A second way to overcome any natural compassion you may harbor is to view the needs of others as a bottomless pit. No matter what you do, you can’t really help anyone. Rather than taking the edge off their problems, you will only create dependence—increasing, rather than decreasing, their helplessness. Having fed the needy, their appetites will only become greater.

Finally, you can cultivate a sense of the futility of altruism by aiming high. All your life, you have watched movies in which the protagonist manages to save the world by brief and heroic action (clipping the red wire on the bomb, discovering the viral antidote, diverting the threatening asteroid). Decide that if you are going to invest your precious lifeblood in a cause, you must have the same gargantuan return. Only donate money to cancer research if it is clear that your $200 will produce the cure. Because this is manifestly unlikely, it will be easy to hold on to your time and money.

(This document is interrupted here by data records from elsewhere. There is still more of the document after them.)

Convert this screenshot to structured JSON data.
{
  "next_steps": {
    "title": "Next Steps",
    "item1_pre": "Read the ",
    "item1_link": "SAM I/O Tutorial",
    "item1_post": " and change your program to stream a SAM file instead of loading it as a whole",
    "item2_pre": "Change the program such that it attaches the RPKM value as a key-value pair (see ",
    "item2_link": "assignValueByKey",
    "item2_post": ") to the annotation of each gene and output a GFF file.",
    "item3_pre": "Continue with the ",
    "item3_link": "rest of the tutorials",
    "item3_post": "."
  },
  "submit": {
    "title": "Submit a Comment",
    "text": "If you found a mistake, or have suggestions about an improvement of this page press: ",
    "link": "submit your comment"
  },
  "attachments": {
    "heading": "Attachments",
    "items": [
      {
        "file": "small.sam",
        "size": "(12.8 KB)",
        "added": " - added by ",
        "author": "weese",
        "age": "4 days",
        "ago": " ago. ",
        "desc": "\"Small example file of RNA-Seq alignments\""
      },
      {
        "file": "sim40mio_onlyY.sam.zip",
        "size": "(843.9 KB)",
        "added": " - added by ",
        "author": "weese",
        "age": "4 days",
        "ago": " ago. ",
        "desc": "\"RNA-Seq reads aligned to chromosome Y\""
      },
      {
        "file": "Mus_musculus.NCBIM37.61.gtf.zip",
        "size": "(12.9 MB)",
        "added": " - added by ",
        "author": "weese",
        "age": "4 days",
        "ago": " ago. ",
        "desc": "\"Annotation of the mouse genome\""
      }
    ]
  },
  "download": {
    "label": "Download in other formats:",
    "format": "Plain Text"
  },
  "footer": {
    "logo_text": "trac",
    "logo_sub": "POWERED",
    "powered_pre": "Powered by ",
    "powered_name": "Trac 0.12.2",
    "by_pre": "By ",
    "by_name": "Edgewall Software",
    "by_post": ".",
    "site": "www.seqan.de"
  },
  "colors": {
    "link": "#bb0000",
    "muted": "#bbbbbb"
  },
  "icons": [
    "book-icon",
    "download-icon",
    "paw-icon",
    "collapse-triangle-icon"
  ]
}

If you do get talked into helping in some way, cultivate rapid disillusionment. Point out that you spent an entire week on a housing project, and homelessness remains an issue. You sent a check for famine relief, and people are still starving. You funded your brother’s rehab, and he relapsed a year later. You spoke up at the town hall meeting, but they made the wrong decision anyway.

Tell yourself that anything you can do is only a drop in the ocean. It will not change the world, and it will not be missed if you do nothing.

Ignore the impact of collective effort—how the mutual contributions of thousands combine to create great forces of change. Devalue the beneficiaries of your own contributions. So what if you funded the education of one Nepalese child—who really cares? She and her family are insignificant to you. The ego boost of a James Bond–like impact is what you were after.

To keep water in a bucket you must plug the holes. Similarly, to retain everything for yourself you must seal off your compassion. View generosity of spirit as a weakness, and stamp it out. With it will go your humanity and any happiness that would otherwise taint your misery.